Musical entries come to us by way of UKES [Music makers in Maui], ["]BLAZE [of Glory" (#1 hit for Jon Bon Jovi)], ["War] IS A [Science" ("Pippin" song)], ["]STOP[! In the Name of Love"], and ELLA [Fitzgerald who sang "A-Tisket, A-Tasket"]. [They're on the beat] is a cheeky piece of misdirection, referring not to people with a good sense of rhythm but to your friendly men and women in blue, our neighborhood COPS.
Dan Fisher’s Wall Street Journal crossword, “Welcome ’11″
Thanks to Ben Tausig’s Ink Well puzzle this week, I quickly figured out that the ’11 being “welcomed” was a Roman XI inserted into each theme entry:
- 22a. The song “Sixteen Tons” turns into SIXTEEN TOXINS, or [Oleandrin, anthrax, botulin, snake venom and a dozen others?].
- 33a. Designer Vera Wang yields VERA WAXING, or [Film's Miles getting a spa treatment?].
- 49a. Flash Gordon’s nemesis Ming the Merciless adopts XI to give us [Getting stony-hearted folks to mingle?], or MIXING THE MERCILESS.
- 66a. [Result of feeding the wrong-side down?] is WHITE FAXING, playing on Jack London’s White Fang.
- 77a. I loved this one! OXIDE ON A GRECIAN URN is a [Rust problem at the antiquities museum?].
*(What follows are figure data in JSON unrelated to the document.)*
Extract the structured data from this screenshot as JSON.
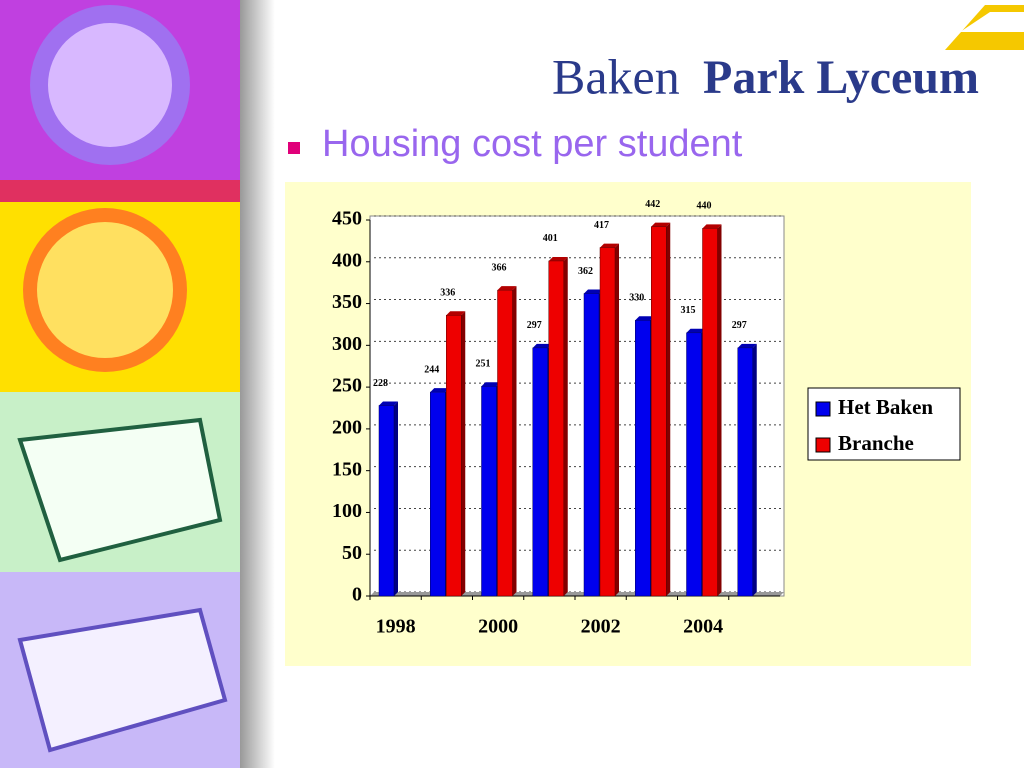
{
  "header": {
    "logo": [
      "Baken",
      "Park Lyceum"
    ],
    "bullet_title": "Housing cost per student"
  },
  "chart_data": {
    "type": "bar",
    "categories": [
      "1998",
      null,
      "2000",
      null,
      "2002",
      null,
      "2004",
      null
    ],
    "series": [
      {
        "name": "Het Baken",
        "color": "#0000ee",
        "values": [
          228,
          244,
          251,
          297,
          362,
          330,
          315,
          297
        ],
        "value_labels": [
          "228",
          "244",
          "251",
          "297",
          "362",
          "330",
          "315",
          "297"
        ]
      },
      {
        "name": "Branche",
        "color": "#ee0000",
        "values": [
          null,
          336,
          366,
          401,
          417,
          442,
          440,
          null
        ],
        "value_labels": [
          null,
          "336",
          "366",
          "401",
          "417",
          "442",
          "440",
          null
        ]
      }
    ],
    "ylim": [
      0,
      450
    ],
    "yticks": [
      0,
      50,
      100,
      150,
      200,
      250,
      300,
      350,
      400,
      450
    ],
    "grid": true,
    "legend": "right"
  }
}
- 93a. [Records set in the delivery room?] clues BABY MAXIMA (“baby mama”).
- 110a. [Sprite waving the Stars and Stripes?] is an AMERICAN PIXIE.
Six more clues:
- 59a. [Encyclopedia Brown's real first name] is LEROY. This is, of course, the inspiration behind the 1973 Jim Croce song, “Bad, Bad Leroy Brown.” Speaking of classic songs from the ’70s, we also have 1970′s Kinks hit “LOLA” at 68a and Devo’s 1980 hit “WHIP IT” at 44d.
- 56d. Most disturbing image: [Treat for tired dogs], with no question mark, clues FOOT RUB. Now, that’s “dogs” as slang for feet, not canines, but I was picturing something entirely different.
- 41d. [Its ruins are across the Tigris from Mosul] clues NINEVEH. That’s really Nineveh business, you know. (Sorry. Lame pun.)
- 63d. For [One whose job is a grind], I anthropomorphized a MORTAR but the answer is a MILLER.
- It’s a Seinfeldy puzzle today. 84d: [Bygone Chrysler] is a LEBARON, and [Friend of Jerry] pulls double duty at 18a: ELAINE and 76a: GEORGE.